Post by Sima Guang Hater »

adamsil wrote:
The Quest for the Historical Mukherjesus wrote:Can I see the albinism question please?
In case it's unclear, the second sentence is referring to the OCA2 gene, one of the proteins that gets lost/mutated in Prader-Willi, so I think the clue is fine as it reads. Perhaps it's unclear because albinism isn't the most famous symptom of Prader-Willi, but it is a common one... to my mind, this is a completely true statement, and the sentence taken in its entirety is uniquely identifying. You can argue that the clue is too hard as it stands for second line of a Regionals question, and I would probably agree with that--there wasn't a lot of deep, gettable stuff that I could find for this answerline, unfortunately.

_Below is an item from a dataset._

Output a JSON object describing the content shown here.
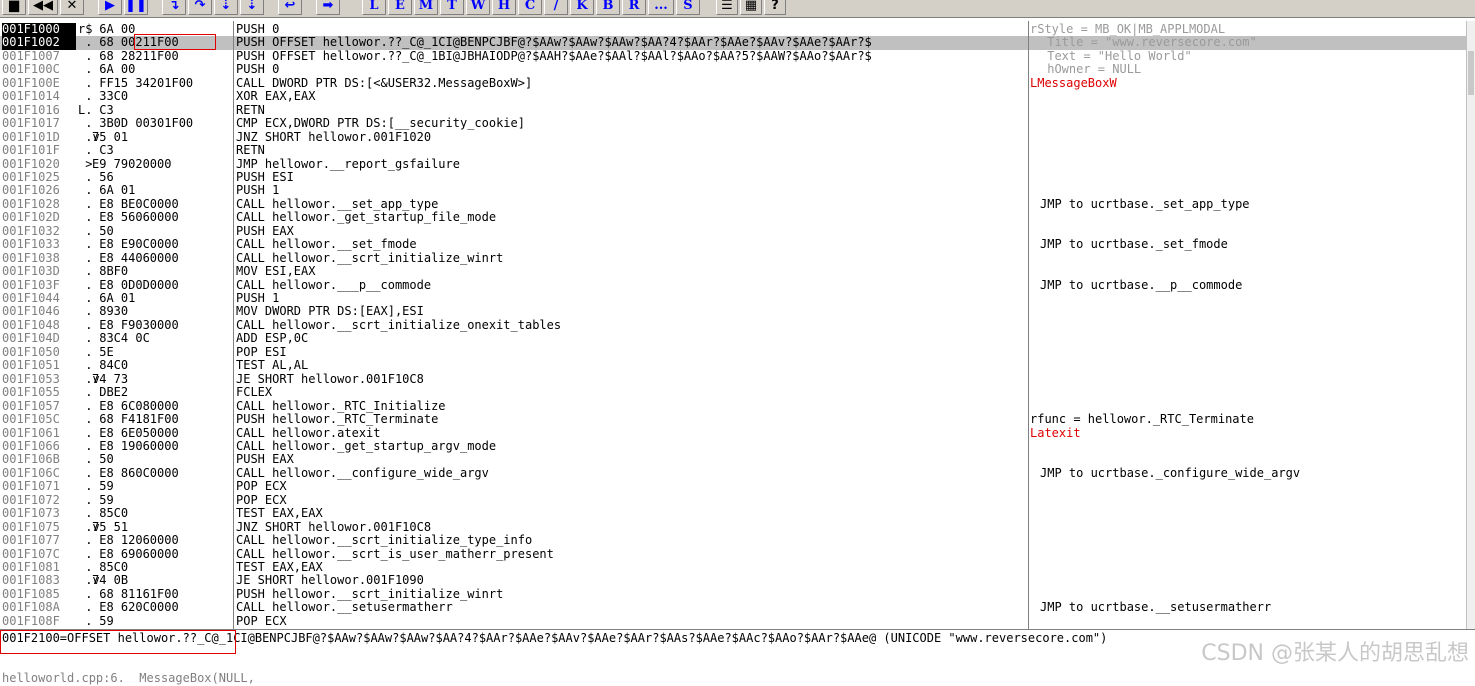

The problem is to have actual full-blown albinism you have to hit both copies of OCA2 (it's a recessive disease). Light skin (not albinism) is a minor criteria in PWS, because some deletions on chromosome 15 will take out one copy of OCA2, but its very rare for someone to inherit a PWS deletion in one chromosome and a mutation on OCA2 on the other. So in an absolute sense, albinism isn't a part of PWS, which is part of that reason that the clue confused me.
Last edited by Sima Guang Hater on Sun Feb 19, 2017 10:32 pm, edited 1 time in total.